Patel Armaan, Mulder David W, Söll Dieter, Krahn Natalie
Department of Molecular Biophysics and Biochemistry, Yale University, New Haven, CT, United States.
National Renewable Energy Laboratory, Biosciences Center, Golden, CO, United States.
Front Catal. 2022;2. doi: 10.3389/fctls.2022.1089176. Epub 2022 Dec 22.
Hydrogen is a clean, renewable energy source, that when combined with oxygen, produces heat and electricity with only water vapor as a biproduct. Furthermore, it has the highest energy content by weight of all known fuels. As a result, various strategies have engineered methods to produce hydrogen efficiently and in quantities that are of interest to the economy. To approach the notion of producing hydrogen from a biological perspective, we take our attention to hydrogenases which are naturally produced in microbes. These organisms have the machinery to produce hydrogen, which when cleverly engineered, could be useful in cell factories resulting in large production of hydrogen. Not all hydrogenases are efficient at hydrogen production, and those that are, tend to be oxygen sensitive. Therefore, we provide a new perspective on introducing selenocysteine, a highly reactive proteinogenic amino acid, as a strategy towards engineering hydrogenases with enhanced hydrogen production, or increased oxygen tolerance.

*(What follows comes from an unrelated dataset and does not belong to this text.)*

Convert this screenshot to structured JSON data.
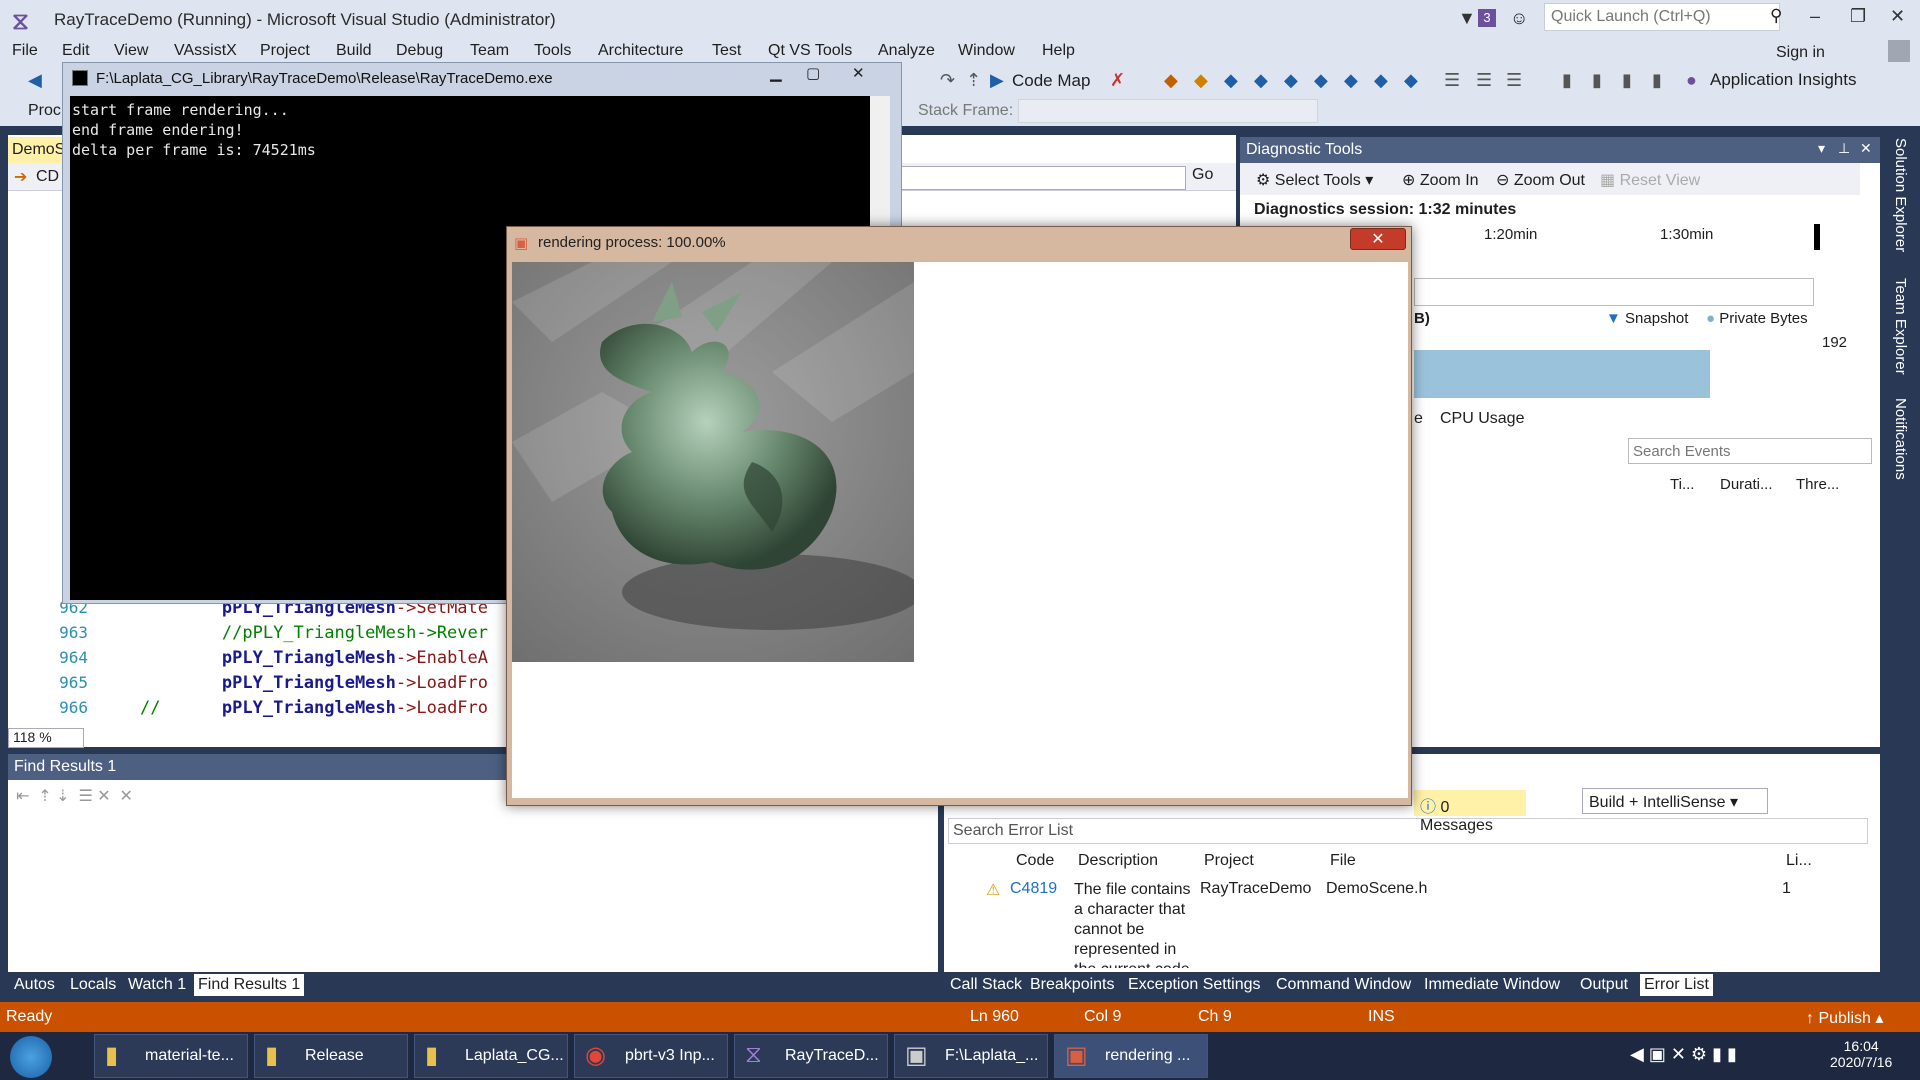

氢是一种清洁的可再生能源,与氧气结合时,仅产生水蒸气这一副产物就能产生热量和电力。此外,它是所有已知燃料中按重量计算能量含量最高的。因此,各种策略都设计了有效生产氢气的方法,且产量达到经济上可行的规模。从生物学角度探讨氢气生产的概念时,我们将注意力转向微生物中天然产生的氢化酶。这些生物体具备产生氢气的机制,经过巧妙改造后,可用于细胞工厂大量生产氢气。并非所有氢化酶在氢气生产方面都高效,而且那些高效的氢化酶往往对氧气敏感。因此,我们提供了一个新视角,即引入硒代半胱氨酸(一种高反应性的蛋白质ogenic氨基酸),作为一种改造氢化酶以提高氢气产量或增强氧气耐受性的策略。